E se os conhecimentos são adquiridos para serem usados, eu, como um idiota, os reneguei.
Os anjos alegraram-se por eu saber, mas Deus, desiludido, chorou por eu não compreender.
Amei pessoas, que sabia jamais iriam me amar.
Expectei acontecimentos que jamais iriam acontecer.
E não pensem que saber demais sempre é bom, muitas vezes o saber nos traz a compreensão do que vamos perder.
E, nestes turbulentos anos, as mudanças psicológicas aconteciam rapidamente, sem eu ter tempo de assimilá-las.
Tempos loucos de uma realidade encantadora, assustadora, desesperadora.


                                              Parte V
                                   
Pame aproximou-se no tempo em que Samara, Tana e Dimitryus passavam os dias no bar do Lucius.
Lucius, quando os tirou de meu convívio, com certeza não imaginou o amor que eu sentia por eles, senão, acredito, jamais o teria feito.
Pame era uma jovem muito bonita, de temperamento forte.
Estatura média, de uma plácida e sedutora tez branca, cabelos e olhos castanhos escuros e compleição média.
Pame morava com sua mãe e sua irmã menor, num dos prédios de um grande condomínio, quase em frente ao bar de Lucius.
Às vezes vinha até a nossa loja locar alguns filmes ou comprar guloseimas.
Conhecia-a desde criança, mas foi apenas com seus 19 anos de idade que começou nossa amizade.
Certa tarde Jorge e eu estávamos em frente as lojas conversando, quando ela, sei lá o porquê, talvez por não ter o que fazer de sua vida, parou em frente ao bar de Lucius para conversar com o pessoal.
Estranhei seu comportamento, pois enquanto conversava com eles, às vezes, de longe, com os braços cruzados, olhava-me intrigada.
Jorge, assim que percebeu que ela me olhava, enfezou-se.
E como sempre fazia com as pessoas de quem não gostava, agredindo, disparou setas envenenadas contra ela também.
Jorge com certeza não gostava de Pame.
E eu, sem entender seus motivos, apesar de contrariado com suas iras, calei-me.
Afinal de contas Pame era mais uma destas jovens que vimos crescer pelo bairro.
E ele, com a idade que tinha, deveria, isto sim, é envergonhar-se de suas críticas mordazes.
Ele estava sendo muito injusto e cruel.
Num outro dia à tardinha estávamos em frente à loja, quando Pame veio em minha direção.
Parecendo ler meus pensamentos chegou para deixar sua indignação.
Parou com os braços na cintura, e desabafou:
— Oi! Te deixaram aqui, sozinho?... Estes são os teus amigos?... Que estranho!... Eles que estavam sempre aqui contigo, agora se mudaram para o bar do Lucius!
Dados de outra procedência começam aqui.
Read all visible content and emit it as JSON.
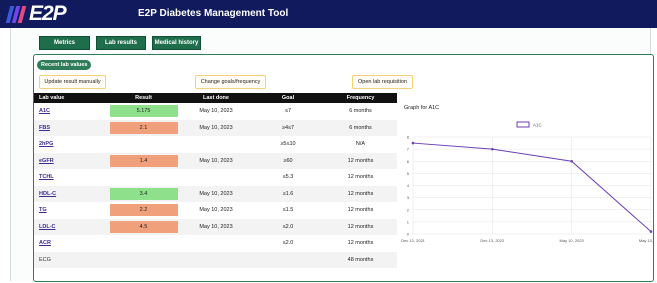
{
  "header": {
    "logo_text": "E2P",
    "app_title": "E2P Diabetes Management Tool",
    "stripe_colors": [
      "#3b5bdb",
      "#7048e8",
      "#e64980"
    ]
  },
  "tabs": [
    {
      "label": "Metrics"
    },
    {
      "label": "Lab results"
    },
    {
      "label": "Medical history"
    }
  ],
  "panel": {
    "title": "Recent lab values",
    "actions": {
      "update": "Update result manually",
      "goals": "Change goals/frequency",
      "requisition": "Open lab requisition"
    }
  },
  "table": {
    "headers": {
      "lab_value": "Lab value",
      "result": "Result",
      "last_done": "Last done",
      "goal": "Goal",
      "frequency": "Frequency"
    },
    "rows": [
      {
        "name": "A1C",
        "result": "5.175",
        "status": "good",
        "last_done": "May 10, 2023",
        "goal": "≤7",
        "frequency": "6 months",
        "link": true
      },
      {
        "name": "FBS",
        "result": "2.1",
        "status": "warn",
        "last_done": "May 10, 2023",
        "goal": "≥4≤7",
        "frequency": "6 months",
        "link": true
      },
      {
        "name": "2hPG",
        "result": "",
        "status": "none",
        "last_done": "",
        "goal": "≥5≤10",
        "frequency": "N/A",
        "link": true
      },
      {
        "name": "eGFR",
        "result": "1.4",
        "status": "warn",
        "last_done": "May 10, 2023",
        "goal": "≥60",
        "frequency": "12 months",
        "link": true
      },
      {
        "name": "TCHL",
        "result": "",
        "status": "none",
        "last_done": "",
        "goal": "≤5.3",
        "frequency": "12 months",
        "link": true
      },
      {
        "name": "HDL-C",
        "result": "3.4",
        "status": "good",
        "last_done": "May 10, 2023",
        "goal": "≥1.6",
        "frequency": "12 months",
        "link": true
      },
      {
        "name": "TG",
        "result": "2.2",
        "status": "warn",
        "last_done": "May 10, 2023",
        "goal": "≤1.5",
        "frequency": "12 months",
        "link": true
      },
      {
        "name": "LDL-C",
        "result": "4.5",
        "status": "warn",
        "last_done": "May 10, 2023",
        "goal": "≤2.0",
        "frequency": "12 months",
        "link": true
      },
      {
        "name": "ACR",
        "result": "",
        "status": "none",
        "last_done": "",
        "goal": "≤2.0",
        "frequency": "12 months",
        "link": true
      },
      {
        "name": "ECG",
        "result": "",
        "status": "none",
        "last_done": "",
        "goal": "",
        "frequency": "48 months",
        "link": false
      }
    ],
    "status_colors": {
      "good": "#8fe08a",
      "warn": "#f0a07a",
      "none": "#ffffff"
    }
  },
  "graph": {
    "title": "Graph for A1C"
  },
  "chart_data": {
    "type": "line",
    "x": [
      "Dec 13, 2021",
      "Dec 13, 2022",
      "May 10, 2023",
      "May 10, 2023"
    ],
    "series": [
      {
        "name": "A1C",
        "values": [
          7.5,
          7.0,
          6.0,
          0.2
        ],
        "color": "#6a3fb5"
      }
    ],
    "yticks": [
      0,
      1,
      2,
      3,
      4,
      5,
      6,
      7,
      8
    ],
    "ylim": [
      0,
      8
    ],
    "grid": true,
    "legend": "top-center"
  }
}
Não entendi?!
— Nem eu! — e dei de ombros desiludido.
E surpreso com seu juízo de valor resolvi me calar, parar por aí.
Pame devia ter visto minha tristeza.
Porém, com o tempo, conhecendo-a melhor, soube que Pame era assim.
Falava o que pensava e o que sentia.
E por ter esta franqueza incomum e genial que, depois deste dia, ganhou minha simpatia e me cativou.
Muitas vezes, em nosso convívio, sabendo dos meus problemas e vendo meus sofrimentos, ela chamava-me a atenção com seus conselhos e críticas acres, que traziam-me à tona um pouco de realidade.
Às vezes dava-me um "show" de moral.
E ela sempre esteve com a razão.
Devo muito à Pame por isto.
E se todas as pessoas fossem tão francas assim, o mundo seria melhor, mais interativo e prazeroso.
Pame sempre tentou tirar-me do fundo do poço, buscar-me do mundo ilusório em que eu vivia e que enfraquecia-me o corpo, a alma e o coração.
Ela aproximou-se um pouco depois do quinto festival de rock da prefeitura, e como não trabalhava, vinha passar as tardes comigo.
Aprendeu a jogar tarô, e passávamos as tardes inteiras jogando e conversando; ora ela, com seus problemas, ora eu, com os meus.
Foram tempos em que a sensatez e a jovial maturidade de Pame me trouxeram alguma felicidade e um pouco de paz, apaziguando alguns centésimos minhas loucuras.
Infelizmente, tenho que dizer isto Pame.
Não foi culpa sua.
E você, com certeza, foi mais uma estrelinha que entrou em meu mundo, uma luz sem igual que brilhou em minhas noites de escuridão.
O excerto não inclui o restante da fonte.